Simplifying the structure to meet your company’s current needs can generate direct cost savings.  It may also allow the company to eliminate levels of bureaucracy that can distract the company’s officers from their primary responsibility, increasing the company’s revenue.

Whether by design or accident, an improper corporate legal structure can cause the corporate functions to become more bureaucratic, which, in turn, can lead to unnecessary expenses, employee dissatisfaction, complacency, and other common issues encountered in bureaucracies.  In addition, a complex legal structure can create inefficiencies in data management and financial and tax reporting.  If your company has such issues because of its legal structure, a reorganization by consolidating and dissolving unnecessary entities can quickly produce real cost savings.
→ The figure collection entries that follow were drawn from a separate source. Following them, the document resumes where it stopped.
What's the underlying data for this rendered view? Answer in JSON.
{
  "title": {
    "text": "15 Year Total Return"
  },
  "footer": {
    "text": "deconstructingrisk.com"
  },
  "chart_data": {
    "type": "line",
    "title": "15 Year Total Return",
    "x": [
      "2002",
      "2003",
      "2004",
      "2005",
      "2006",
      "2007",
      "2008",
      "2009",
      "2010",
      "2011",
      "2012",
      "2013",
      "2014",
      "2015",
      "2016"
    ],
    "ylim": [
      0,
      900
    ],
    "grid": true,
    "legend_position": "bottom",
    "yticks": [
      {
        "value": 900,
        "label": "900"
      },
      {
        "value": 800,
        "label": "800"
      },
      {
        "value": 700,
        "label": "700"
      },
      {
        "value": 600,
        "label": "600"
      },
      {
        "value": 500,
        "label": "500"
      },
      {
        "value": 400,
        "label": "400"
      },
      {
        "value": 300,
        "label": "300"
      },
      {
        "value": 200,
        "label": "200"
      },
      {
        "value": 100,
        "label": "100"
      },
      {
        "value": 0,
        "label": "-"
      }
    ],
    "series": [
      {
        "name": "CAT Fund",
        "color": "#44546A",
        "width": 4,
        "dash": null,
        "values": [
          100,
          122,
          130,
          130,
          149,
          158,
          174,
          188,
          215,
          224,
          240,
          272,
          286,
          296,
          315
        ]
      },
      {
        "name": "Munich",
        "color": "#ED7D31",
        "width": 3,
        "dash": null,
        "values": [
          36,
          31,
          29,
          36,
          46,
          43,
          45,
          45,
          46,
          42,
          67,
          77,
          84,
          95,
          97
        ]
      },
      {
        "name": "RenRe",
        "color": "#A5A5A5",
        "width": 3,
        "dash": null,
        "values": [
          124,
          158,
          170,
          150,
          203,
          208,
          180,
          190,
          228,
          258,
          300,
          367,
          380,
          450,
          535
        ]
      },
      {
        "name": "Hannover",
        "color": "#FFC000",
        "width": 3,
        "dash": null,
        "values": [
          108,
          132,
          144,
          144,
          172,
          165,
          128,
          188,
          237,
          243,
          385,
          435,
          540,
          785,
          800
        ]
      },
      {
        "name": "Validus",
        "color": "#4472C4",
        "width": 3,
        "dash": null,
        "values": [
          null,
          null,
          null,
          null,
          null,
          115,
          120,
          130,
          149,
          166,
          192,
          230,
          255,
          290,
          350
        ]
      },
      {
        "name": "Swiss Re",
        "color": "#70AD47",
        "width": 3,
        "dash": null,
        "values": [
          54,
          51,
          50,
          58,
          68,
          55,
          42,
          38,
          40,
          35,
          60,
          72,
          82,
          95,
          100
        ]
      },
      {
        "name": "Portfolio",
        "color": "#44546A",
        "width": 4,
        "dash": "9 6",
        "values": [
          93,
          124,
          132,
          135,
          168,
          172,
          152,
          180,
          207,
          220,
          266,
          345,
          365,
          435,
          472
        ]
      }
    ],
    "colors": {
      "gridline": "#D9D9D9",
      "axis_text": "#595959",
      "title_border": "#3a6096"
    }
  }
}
Even if you manage to keep bureaucratic issues at a minimum, you cannot escape the legally-required tax reporting requirements that federal, state, and local governments may impose upon multiple entities.  This can affect your company’s income, property, and payroll tax efficiencies both in its compliance burdens and its overall tax payments.
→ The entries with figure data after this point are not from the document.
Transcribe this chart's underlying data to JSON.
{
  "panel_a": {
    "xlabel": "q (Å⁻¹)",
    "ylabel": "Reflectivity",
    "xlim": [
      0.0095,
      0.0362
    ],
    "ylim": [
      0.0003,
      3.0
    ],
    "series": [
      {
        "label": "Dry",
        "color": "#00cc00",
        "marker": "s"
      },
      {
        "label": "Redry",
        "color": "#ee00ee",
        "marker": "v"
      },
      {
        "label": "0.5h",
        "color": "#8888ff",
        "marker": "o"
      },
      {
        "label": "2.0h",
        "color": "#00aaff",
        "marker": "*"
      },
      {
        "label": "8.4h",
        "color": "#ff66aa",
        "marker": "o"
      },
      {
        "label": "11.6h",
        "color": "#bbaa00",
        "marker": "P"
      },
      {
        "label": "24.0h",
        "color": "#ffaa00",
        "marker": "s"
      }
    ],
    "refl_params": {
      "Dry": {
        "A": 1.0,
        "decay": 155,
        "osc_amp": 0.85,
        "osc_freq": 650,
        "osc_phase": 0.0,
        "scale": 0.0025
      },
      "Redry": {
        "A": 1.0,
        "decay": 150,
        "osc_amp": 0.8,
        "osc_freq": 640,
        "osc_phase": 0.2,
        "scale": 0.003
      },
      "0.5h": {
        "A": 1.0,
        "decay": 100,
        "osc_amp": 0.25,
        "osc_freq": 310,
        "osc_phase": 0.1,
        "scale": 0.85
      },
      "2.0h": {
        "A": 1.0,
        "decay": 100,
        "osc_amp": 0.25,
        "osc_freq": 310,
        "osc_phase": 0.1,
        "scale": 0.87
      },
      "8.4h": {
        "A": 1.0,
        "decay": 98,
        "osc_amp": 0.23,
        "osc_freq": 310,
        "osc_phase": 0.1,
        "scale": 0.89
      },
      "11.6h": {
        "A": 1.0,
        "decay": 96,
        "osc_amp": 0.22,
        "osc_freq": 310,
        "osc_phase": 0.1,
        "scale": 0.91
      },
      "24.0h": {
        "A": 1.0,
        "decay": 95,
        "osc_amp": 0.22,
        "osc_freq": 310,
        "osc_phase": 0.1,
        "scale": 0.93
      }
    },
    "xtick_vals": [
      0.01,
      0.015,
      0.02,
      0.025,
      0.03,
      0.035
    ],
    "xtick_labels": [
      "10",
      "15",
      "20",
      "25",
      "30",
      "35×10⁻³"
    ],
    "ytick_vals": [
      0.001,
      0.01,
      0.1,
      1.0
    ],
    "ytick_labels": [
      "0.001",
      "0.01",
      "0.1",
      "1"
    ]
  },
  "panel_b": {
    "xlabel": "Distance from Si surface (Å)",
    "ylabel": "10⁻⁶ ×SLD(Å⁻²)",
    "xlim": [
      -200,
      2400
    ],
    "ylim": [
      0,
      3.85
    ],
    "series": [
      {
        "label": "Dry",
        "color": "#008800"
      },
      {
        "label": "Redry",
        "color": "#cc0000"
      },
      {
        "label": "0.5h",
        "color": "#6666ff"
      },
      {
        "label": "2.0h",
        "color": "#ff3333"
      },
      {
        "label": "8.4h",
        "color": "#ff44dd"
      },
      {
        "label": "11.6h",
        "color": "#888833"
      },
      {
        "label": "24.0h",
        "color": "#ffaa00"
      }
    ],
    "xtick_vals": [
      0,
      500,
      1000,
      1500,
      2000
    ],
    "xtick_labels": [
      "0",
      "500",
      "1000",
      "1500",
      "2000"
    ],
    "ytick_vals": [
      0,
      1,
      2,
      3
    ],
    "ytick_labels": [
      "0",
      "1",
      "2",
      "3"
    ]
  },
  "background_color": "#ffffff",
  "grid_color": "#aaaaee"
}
In the worst case scenario, a company without legal guidance over time may actually increase its tax liabilities by improperly using the entities.  By not knowing the function or tax treatment of each entity, a manager could, for instance, easily use an improper entity for purchasing a property.  You should have your company’s legal structure regularly reviewed to ensure it is producing the lowest possible effective tax rate.

A company with an overly complex structure will have increased legal costs.  There are direct costs associated with a company having unnecessary entities, such as additional resident agent and filing costs.  But there are also indirect legal costs, such as inter-company transaction agreements, licensing agreements, and unnecessary inter-company documentation costs.  Further, the company may lose some of its bargaining power with third parties and may unknowingly be negotiating deals as weak individual divisions.  Some third-party contractors may not even realize the size of your business, given many company’s data systems separately log purchases by different entities.
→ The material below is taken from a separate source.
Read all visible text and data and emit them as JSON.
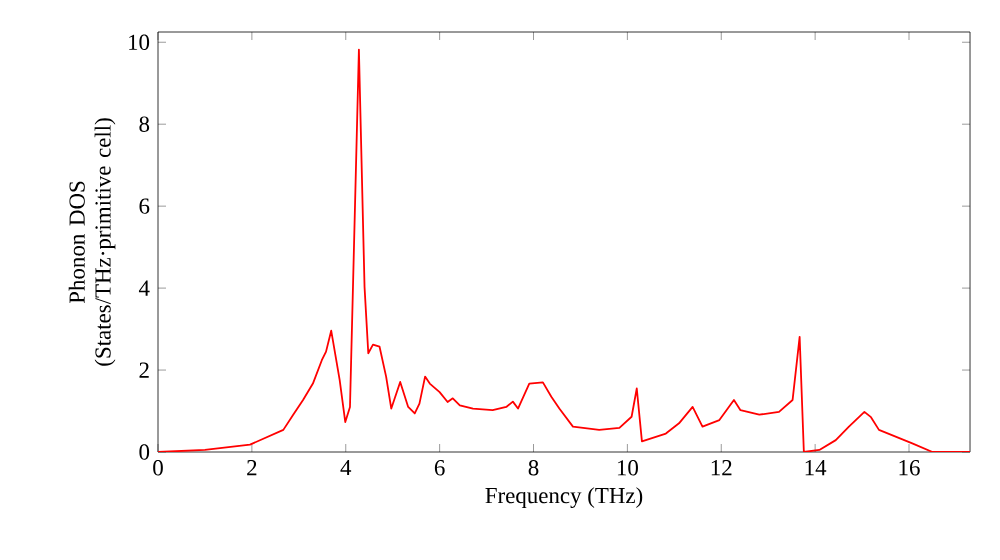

In determining whether your company’s legal structure is too complex, you should involve the key members of your company and its tax and legal advisers.  Untrained tax staff alone may not know the legal ramifications of dissolving or merging entities, so your legal advisers certainly should be involved.  Conversely, an attorney without business or tax training may not understand the effects of changing a company’s structure.

Any company that has entered or left a line of business, bought or sold properties, or underwent a corporate merger or acquisition could very well have lingering legal entity appendages that drain the company’s cash and resources.  Reducing corporate legal complexity to meet current needs provides both foreseeable and unexpected cost benefits to proactive businesses.